2025年8月3日 聖霊降臨後第8主日(特定13)
祖父は闇市から身を起こした商売人でした。最後は大きな家を買いました。しかし肺を病み「死にたくない」と嘆きながら60代で逝きました。大好きなおじいちゃんでした。ですが神を知る機会に恵まれなかったのです。19歳の私は考えさせられました。「本当の豊かさとは一体何か」と。
「もっと金が欲しい」という強欲に取りつかれた人が、イエスさまに救い主ではなく、遺産相続の調停人になってほしいと頼みます。
そこでイエスさまは強欲ヘの警告として譬えを語られました。庶民がその日の糧を祈る時代に、ある金持ちが倉に入らない豊作に恵まれ、思案した結果、もっと大きな倉を建てて自分の魂に言います。「この先何年もの蓄えができた、安心して人生を楽しめ」。自分の人生を決めるのは神ではなく自分です。
しかし神さまが人生を決めます。「神を知らない愚か者よ、今夜、命を返してもらおう。お前の富はどうなる。」そして言います。「自分のために富を積んでも、神の前に豊かにならない者はこのとおりだ。」本当の意味では虚しい人生だ、と。

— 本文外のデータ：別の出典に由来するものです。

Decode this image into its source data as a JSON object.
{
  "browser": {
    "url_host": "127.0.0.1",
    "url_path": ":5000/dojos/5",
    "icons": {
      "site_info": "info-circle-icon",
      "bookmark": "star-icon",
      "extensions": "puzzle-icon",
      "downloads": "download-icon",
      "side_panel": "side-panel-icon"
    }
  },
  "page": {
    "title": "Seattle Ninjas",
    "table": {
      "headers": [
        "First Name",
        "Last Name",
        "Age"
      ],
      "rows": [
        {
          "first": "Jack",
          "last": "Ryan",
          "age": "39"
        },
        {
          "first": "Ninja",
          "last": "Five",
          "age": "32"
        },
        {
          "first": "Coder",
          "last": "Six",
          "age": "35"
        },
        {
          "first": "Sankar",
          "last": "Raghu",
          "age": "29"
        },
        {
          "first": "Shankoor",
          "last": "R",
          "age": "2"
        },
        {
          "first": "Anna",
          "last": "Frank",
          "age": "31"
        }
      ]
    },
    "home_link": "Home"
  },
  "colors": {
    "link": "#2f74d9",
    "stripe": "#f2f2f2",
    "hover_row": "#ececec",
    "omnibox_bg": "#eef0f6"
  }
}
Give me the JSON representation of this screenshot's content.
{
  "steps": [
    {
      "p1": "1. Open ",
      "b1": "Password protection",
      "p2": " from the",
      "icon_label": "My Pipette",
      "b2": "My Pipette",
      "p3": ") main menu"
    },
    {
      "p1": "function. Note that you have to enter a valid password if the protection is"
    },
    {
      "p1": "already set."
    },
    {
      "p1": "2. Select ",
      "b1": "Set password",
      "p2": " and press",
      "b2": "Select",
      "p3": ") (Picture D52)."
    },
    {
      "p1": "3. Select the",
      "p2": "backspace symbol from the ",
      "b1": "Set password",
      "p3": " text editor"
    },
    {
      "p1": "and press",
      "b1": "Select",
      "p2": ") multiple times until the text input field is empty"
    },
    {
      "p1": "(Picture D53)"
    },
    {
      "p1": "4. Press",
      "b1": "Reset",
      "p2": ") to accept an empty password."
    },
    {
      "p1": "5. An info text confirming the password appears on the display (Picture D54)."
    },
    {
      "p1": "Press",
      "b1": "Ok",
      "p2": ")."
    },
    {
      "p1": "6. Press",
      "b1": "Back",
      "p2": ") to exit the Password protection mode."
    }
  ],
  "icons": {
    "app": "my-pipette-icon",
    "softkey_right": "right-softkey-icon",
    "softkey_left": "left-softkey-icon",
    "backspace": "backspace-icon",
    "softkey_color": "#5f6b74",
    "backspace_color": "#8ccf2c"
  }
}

「神の前に豊かになる」は「財産を売って施しなさい」となります。(33)これはお金だけに限らない、、神の国での生き方のことです。命も金も神さまからお借りしている賜物。今日にでも、み心ならば、お返しすべきもの。だから「もっと欲しい」と執着するのではなく、必要な人に気前よく分け与えるとき、初めて人は本当に豊かになります。「全ての物は主の賜物、私たちは主から受けて主に献げたのです」。
そしてこの「与える豊かさ」こそイエスさまの命です。「受けるよりは与える方が幸いである」。(使20・35)。だから十字架で死んだのに、復活の命で輝いたのです。
金持ちが独り占めする食卓ではなく、自らを分け与え続ける主の食卓で、神の声を聞きましょう。
「自分にできる範囲でいいから、分け与えなさい。お金を、時間を、力を、人生を。そして本当の豊かさを知りなさい。与える豊かさを。」
あぁできることなら、大好きな祖父に大好きなイエスさまのことを話したい。